Quase um mês depois da entrada maciça dos dias 30 e 31 de julho, a Espanha ainda não dispõe de um censo único das pessoas que permanecem em Ceuta. Os números divulgados por diferentes administrações oscilam entre vários milhares e cerca de 8.000, dependendo da data, da fonte e de qual população está sendo contabilizada.
A última referência relevante chegou nesta terça-feira do Congresso.
A ministra da Defesa, Margarita Robles, afirmou que 90% das cerca de 80.000 pessoas que entraram já havia retornado ao Marrocos no dia 1 de agosto, o que deixa em torno de 10%, ou seja, aproximadamente 8.000 pessoas, que ainda estariam em Ceuta.
Vivas situou em 8 de agosto entre 8.000 e 11.000 o número de migrantes que permaneciam na cidade. Cinco dias depois, Marlaska reduziu a estimativa para cerca de 5.000.
Bruxelas foi mais prudente: no dia 18 de agosto reconheceu diretamente que "o número exato não está claro" e falou de "vários milhares".
Nesta terça-feira, a Comissão Europeia voltou a usar essa expressão e afirmou que persistem "importantes desafios" devido aos vários milhares de pessoas que continuam na cidade.
Por que não coincidem
Nem todos os números estão medindo exatamente a mesma coisa.
Há pessoas identificadas pela Polícia, outras com processos de devolução abertos, solicitantes de asilo, menores tutelados, pessoas acolhidas em recursos temporários e migrantes que continuam alojando-se fora da rede oficial.
A isso se soma o movimento de pessoas que foram retornando ao Marrocos durante estas semanas.
A ministra Elma Saiz reconheceu no fim de semana que ainda não existe um número global definitivo e explicou que cada pessoa deve ser identificada e ter um processo individual.
Os menores são uma contagem distinta
O Interior já identificou 2.500 menores, mas esse número também não equivale necessariamente ao número de menores que permanecem atualmente em Ceuta.
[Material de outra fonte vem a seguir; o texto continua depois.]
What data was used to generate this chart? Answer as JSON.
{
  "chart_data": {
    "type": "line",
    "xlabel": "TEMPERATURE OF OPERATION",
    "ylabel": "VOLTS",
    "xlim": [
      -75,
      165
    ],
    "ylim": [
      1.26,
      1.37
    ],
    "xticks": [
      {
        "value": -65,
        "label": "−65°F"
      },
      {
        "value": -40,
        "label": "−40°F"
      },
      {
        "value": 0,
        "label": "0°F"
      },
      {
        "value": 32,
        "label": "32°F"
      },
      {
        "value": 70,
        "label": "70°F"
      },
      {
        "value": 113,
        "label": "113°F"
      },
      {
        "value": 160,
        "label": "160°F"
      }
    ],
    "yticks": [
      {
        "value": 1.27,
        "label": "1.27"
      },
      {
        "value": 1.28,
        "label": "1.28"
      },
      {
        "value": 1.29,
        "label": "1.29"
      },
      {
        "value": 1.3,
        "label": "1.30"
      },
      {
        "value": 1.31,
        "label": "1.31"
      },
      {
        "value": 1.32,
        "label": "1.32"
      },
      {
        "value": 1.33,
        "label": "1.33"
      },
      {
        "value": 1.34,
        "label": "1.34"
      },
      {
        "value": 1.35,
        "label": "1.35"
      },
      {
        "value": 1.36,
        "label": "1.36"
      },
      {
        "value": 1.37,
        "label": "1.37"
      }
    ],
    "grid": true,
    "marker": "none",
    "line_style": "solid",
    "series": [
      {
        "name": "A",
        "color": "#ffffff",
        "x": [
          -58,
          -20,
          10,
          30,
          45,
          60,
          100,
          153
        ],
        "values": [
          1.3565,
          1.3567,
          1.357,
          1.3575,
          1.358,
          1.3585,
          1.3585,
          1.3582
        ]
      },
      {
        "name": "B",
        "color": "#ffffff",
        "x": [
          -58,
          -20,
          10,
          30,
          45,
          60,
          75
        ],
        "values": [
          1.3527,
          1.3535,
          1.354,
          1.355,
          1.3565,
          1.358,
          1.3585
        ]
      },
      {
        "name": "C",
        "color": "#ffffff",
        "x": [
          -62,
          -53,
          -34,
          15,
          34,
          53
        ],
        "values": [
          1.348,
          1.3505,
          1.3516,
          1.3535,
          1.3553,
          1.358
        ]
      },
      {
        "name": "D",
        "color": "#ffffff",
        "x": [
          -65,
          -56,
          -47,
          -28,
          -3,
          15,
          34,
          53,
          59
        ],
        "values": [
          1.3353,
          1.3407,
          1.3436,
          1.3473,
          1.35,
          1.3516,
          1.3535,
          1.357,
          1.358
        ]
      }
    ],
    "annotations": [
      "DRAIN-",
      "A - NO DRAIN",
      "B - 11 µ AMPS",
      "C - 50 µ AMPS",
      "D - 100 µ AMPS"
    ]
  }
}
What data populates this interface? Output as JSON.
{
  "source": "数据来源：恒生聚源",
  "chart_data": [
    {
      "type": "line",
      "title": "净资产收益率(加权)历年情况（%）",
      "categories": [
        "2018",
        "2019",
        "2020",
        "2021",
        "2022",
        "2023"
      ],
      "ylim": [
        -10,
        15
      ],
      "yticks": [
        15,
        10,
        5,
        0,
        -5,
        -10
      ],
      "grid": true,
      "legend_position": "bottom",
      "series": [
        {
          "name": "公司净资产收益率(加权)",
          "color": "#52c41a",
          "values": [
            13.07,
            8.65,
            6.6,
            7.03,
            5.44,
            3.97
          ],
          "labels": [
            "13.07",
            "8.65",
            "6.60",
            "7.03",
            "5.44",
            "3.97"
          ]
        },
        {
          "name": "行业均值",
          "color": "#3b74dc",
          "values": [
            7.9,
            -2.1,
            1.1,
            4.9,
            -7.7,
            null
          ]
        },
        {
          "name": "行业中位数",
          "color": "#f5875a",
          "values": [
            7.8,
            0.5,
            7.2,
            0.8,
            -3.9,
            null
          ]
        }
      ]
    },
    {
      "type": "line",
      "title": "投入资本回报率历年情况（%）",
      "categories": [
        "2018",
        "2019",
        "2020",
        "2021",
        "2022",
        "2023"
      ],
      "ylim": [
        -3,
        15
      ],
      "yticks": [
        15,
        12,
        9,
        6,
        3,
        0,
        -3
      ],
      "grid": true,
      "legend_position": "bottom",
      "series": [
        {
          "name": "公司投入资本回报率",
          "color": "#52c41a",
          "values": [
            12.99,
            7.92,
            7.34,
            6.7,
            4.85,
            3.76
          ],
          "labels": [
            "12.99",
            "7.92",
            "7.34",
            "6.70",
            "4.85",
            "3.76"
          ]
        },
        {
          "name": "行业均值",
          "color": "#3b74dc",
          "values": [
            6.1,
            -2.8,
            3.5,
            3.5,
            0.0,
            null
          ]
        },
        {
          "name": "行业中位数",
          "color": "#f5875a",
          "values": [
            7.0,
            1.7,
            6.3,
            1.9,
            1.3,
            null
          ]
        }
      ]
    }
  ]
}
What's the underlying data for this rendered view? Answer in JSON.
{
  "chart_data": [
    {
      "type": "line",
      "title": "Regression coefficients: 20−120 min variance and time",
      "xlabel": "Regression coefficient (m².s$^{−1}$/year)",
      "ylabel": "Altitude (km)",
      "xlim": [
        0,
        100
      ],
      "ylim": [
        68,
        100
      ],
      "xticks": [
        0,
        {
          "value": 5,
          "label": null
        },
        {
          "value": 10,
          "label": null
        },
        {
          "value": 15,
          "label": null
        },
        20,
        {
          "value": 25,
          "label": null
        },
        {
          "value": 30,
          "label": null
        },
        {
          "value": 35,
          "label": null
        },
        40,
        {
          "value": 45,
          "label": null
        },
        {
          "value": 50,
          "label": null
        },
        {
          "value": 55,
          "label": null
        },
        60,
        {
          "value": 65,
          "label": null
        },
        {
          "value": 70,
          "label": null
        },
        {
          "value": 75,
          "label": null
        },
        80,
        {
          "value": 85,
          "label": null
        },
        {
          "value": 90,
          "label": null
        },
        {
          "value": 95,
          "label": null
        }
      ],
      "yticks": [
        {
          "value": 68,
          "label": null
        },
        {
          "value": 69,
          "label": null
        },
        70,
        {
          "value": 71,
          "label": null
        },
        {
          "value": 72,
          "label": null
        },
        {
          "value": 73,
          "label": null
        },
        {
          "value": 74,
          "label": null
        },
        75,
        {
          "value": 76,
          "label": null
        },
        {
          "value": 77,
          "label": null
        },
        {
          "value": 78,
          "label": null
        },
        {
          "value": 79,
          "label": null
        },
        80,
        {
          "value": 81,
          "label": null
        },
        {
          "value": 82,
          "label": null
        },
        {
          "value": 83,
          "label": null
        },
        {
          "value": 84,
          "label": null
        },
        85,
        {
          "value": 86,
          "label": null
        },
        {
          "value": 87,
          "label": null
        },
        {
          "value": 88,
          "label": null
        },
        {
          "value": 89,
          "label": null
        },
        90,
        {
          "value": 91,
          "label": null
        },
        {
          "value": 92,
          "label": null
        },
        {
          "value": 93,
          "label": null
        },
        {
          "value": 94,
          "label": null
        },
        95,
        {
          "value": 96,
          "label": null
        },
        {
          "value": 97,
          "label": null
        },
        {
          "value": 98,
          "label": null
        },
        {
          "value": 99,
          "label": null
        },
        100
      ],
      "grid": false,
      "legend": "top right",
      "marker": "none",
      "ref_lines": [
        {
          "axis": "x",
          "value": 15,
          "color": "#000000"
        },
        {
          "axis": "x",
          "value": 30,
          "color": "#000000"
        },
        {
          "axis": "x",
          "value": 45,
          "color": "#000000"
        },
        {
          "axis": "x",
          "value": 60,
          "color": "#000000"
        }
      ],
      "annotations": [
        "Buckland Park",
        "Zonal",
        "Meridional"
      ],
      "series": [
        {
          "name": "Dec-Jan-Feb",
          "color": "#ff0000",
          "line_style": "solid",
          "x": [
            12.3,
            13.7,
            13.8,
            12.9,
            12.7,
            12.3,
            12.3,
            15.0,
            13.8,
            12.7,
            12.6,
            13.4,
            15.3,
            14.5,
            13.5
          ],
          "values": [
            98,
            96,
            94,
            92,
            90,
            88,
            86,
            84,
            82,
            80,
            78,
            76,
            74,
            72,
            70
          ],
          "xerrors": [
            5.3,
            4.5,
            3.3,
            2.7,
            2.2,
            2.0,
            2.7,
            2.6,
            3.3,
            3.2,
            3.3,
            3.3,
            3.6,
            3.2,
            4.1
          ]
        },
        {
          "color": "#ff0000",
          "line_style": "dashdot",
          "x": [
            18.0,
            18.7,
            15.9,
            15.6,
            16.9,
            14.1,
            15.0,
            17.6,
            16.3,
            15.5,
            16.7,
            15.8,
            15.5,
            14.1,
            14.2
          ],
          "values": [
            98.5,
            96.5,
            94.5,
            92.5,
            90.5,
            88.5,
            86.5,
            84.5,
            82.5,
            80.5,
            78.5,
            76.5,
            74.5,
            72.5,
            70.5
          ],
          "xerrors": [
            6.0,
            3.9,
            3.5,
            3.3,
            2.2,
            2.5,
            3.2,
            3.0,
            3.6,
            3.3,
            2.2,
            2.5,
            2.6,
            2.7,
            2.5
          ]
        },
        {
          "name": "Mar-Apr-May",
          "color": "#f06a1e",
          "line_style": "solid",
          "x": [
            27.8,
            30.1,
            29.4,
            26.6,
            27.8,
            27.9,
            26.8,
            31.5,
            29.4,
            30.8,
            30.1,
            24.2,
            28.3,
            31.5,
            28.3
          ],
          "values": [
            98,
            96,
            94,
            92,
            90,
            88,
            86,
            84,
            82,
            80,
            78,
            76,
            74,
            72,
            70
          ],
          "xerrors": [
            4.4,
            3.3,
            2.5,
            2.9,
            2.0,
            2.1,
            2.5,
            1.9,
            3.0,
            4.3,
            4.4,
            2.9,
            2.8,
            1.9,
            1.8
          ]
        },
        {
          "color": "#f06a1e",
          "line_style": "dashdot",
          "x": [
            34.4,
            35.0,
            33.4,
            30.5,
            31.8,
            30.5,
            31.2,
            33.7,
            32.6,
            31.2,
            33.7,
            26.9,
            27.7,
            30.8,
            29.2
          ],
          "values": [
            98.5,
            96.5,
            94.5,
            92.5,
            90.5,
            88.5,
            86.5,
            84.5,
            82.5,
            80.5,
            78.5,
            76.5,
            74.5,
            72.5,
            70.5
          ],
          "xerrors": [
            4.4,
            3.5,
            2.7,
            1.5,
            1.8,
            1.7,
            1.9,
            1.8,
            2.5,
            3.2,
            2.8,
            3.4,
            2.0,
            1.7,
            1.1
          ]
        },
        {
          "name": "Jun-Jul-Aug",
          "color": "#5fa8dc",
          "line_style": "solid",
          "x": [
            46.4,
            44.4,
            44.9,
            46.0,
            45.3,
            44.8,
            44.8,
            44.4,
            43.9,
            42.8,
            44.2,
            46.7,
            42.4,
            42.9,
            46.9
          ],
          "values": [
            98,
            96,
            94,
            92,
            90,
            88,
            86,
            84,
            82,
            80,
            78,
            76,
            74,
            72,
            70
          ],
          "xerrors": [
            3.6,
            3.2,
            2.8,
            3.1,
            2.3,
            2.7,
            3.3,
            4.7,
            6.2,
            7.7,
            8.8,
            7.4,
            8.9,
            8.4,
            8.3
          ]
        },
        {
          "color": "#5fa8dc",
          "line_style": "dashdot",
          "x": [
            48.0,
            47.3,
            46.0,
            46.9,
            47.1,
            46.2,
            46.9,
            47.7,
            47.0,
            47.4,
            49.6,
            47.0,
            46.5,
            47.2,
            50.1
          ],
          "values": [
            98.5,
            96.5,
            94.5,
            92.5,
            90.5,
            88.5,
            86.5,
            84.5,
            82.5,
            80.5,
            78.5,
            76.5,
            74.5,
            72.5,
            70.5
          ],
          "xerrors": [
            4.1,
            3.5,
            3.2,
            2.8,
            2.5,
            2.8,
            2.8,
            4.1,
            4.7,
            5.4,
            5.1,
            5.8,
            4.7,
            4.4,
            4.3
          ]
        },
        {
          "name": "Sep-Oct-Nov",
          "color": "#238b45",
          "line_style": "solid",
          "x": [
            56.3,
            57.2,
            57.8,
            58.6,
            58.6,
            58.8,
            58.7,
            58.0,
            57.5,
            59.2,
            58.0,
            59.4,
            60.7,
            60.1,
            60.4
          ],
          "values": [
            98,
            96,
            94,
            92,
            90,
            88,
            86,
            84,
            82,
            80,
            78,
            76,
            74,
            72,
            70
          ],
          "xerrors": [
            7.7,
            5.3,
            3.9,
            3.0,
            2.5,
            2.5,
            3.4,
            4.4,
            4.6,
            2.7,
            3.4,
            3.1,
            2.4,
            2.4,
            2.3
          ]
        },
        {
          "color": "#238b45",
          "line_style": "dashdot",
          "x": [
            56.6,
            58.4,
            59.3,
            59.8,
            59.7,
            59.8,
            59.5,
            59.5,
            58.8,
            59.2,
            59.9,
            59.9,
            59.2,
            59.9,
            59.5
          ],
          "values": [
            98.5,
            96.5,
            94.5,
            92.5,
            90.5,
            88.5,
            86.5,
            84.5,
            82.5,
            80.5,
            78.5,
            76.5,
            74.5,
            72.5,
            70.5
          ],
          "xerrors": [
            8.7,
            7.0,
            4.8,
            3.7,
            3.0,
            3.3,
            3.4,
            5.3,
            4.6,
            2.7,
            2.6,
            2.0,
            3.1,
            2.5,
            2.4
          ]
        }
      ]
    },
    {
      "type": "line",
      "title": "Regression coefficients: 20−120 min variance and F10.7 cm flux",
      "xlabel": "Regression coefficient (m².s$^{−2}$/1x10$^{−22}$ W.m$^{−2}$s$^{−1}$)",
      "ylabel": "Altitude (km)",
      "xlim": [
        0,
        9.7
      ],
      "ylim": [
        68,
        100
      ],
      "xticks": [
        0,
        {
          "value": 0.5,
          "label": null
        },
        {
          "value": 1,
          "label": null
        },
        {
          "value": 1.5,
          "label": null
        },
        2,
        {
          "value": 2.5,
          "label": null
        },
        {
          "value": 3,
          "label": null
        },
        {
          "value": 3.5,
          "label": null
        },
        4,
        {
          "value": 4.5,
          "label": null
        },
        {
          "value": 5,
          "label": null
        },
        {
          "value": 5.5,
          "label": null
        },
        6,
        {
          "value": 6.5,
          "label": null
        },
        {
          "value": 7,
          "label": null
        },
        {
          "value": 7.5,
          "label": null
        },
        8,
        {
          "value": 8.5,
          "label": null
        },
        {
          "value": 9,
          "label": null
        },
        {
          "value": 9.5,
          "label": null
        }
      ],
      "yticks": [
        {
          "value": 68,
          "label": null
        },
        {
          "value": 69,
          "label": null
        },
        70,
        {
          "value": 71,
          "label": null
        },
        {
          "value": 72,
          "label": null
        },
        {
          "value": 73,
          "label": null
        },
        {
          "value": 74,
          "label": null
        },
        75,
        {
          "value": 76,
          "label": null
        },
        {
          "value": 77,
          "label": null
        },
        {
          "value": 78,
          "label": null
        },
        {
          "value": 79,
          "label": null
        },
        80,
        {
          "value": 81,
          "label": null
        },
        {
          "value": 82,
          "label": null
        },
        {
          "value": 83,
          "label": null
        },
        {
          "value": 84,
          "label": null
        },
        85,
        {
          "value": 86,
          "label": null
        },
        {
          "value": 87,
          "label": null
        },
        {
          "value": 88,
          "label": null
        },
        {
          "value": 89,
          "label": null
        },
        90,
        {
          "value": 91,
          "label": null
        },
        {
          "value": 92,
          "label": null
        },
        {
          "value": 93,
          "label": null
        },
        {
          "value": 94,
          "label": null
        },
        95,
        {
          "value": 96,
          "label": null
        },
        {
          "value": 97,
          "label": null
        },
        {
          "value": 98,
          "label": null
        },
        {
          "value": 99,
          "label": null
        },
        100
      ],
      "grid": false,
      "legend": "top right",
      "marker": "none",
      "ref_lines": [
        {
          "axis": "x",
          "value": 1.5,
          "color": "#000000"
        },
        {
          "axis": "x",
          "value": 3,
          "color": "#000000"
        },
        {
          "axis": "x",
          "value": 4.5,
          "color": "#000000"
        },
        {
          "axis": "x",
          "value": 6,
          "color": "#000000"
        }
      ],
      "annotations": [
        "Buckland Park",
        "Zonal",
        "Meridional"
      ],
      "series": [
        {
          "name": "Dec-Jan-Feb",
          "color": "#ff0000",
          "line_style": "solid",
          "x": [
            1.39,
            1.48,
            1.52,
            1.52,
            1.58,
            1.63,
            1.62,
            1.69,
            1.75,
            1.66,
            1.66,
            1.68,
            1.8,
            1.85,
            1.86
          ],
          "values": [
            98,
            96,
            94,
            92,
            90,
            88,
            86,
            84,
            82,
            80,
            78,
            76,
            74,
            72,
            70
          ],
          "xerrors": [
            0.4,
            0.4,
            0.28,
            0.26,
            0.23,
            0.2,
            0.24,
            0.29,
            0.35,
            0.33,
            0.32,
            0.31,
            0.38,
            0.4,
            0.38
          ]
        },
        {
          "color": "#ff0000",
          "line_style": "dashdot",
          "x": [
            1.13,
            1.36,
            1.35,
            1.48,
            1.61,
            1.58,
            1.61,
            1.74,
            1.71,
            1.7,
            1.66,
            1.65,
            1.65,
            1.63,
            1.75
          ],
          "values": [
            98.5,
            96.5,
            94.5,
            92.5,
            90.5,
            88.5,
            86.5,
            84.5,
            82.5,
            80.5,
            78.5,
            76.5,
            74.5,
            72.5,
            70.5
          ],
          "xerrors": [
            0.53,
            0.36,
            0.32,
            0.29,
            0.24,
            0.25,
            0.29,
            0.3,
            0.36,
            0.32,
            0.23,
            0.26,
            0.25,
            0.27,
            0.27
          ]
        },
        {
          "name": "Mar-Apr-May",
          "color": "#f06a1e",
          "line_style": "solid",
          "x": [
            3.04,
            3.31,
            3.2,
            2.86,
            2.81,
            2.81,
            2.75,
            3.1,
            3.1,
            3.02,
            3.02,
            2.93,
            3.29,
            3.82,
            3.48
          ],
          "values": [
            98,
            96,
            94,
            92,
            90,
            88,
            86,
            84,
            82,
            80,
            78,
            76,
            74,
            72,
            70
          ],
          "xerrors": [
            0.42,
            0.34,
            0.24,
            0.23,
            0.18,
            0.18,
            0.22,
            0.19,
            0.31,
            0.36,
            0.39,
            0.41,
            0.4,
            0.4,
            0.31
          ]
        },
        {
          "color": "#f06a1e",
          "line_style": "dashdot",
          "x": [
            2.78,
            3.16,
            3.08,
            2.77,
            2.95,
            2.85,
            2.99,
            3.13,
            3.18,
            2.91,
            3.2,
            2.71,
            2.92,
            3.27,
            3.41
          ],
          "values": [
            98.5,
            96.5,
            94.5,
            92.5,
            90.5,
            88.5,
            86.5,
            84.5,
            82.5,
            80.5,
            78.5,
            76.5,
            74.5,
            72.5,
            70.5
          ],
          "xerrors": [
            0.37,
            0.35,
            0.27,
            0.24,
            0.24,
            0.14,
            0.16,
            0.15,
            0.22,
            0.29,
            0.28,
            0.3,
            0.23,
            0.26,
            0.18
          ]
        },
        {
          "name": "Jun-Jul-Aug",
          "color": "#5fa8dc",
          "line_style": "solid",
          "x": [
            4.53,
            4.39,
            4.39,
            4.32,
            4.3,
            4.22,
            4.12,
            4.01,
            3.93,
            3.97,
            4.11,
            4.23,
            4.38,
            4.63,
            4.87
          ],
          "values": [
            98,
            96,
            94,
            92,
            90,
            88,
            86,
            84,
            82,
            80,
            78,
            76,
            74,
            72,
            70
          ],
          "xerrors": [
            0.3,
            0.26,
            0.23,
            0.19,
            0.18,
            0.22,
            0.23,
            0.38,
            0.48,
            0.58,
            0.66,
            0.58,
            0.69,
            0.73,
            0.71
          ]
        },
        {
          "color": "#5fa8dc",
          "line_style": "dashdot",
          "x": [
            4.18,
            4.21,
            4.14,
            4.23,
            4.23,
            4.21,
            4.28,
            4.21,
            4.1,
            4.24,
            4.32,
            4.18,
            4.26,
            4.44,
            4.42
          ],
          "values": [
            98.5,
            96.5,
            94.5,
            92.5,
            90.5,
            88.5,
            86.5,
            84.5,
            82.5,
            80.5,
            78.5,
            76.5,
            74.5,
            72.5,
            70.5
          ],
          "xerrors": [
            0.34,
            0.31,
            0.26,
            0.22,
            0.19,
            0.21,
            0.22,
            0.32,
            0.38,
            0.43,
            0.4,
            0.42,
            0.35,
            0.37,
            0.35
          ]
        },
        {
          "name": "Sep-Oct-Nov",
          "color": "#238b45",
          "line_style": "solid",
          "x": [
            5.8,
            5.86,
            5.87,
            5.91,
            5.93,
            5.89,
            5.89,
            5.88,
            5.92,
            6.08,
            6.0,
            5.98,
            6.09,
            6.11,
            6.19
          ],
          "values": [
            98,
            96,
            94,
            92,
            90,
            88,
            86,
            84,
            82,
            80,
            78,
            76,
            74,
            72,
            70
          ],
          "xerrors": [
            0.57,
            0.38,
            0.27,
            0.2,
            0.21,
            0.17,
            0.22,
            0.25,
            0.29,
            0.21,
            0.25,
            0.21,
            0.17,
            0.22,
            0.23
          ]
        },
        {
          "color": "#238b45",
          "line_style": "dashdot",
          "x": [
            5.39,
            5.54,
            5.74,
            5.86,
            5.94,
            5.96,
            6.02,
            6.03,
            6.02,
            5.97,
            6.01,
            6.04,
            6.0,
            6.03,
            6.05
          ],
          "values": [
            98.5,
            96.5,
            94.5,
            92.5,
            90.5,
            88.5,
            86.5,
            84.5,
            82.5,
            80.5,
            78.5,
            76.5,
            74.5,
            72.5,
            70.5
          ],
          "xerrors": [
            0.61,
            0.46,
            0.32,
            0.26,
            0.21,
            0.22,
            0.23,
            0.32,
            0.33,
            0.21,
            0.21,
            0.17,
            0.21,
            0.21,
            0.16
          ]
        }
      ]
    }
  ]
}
Parte está incorporada a recursos de proteção, outra permanece fora do sistema e o Governo prepara diferentes vias de traslado, reunificação ou eventual repatriação.
Por isso, também não podem ser somados sem mais os diferentes dados publicados sobre adultos e menores.
Mais vagas de acolhimento
O Governo tem habilitado recursos temporários para reduzir os assentamentos improvisados.
No final da semana passada, trabalhava-se em novos espaços para aproximadamente 1.800 pessoas, enquanto ainda permaneciam milhares fora de instalações estáveis.
A capacidade dos recursos e sua ocupação varia à medida que são realizados transferências, por isso qualquer mapa deve ser atualizado com dados oficiais e evitar identificar espaços sensíveis utilizados para menores.
Os retornos avançam mais devagar
Outro elemento que condiciona o número final são os processos.
Vivas cifrou o 20 de agosto em entre 25 e 30 por dia os processos de devolução que estava resolvendo a Polícia Nacional e considerou insuficiente esse ritmo.
O Executivo anunciou depois reforços e esta terça-feira estabeleceu um comando único para coordenar a resposta à crise.
Enquanto os processos continuarem abertos e não existir um novo recorte consolidado, falar de um número exato de migrantes em Ceuta seria prematuro.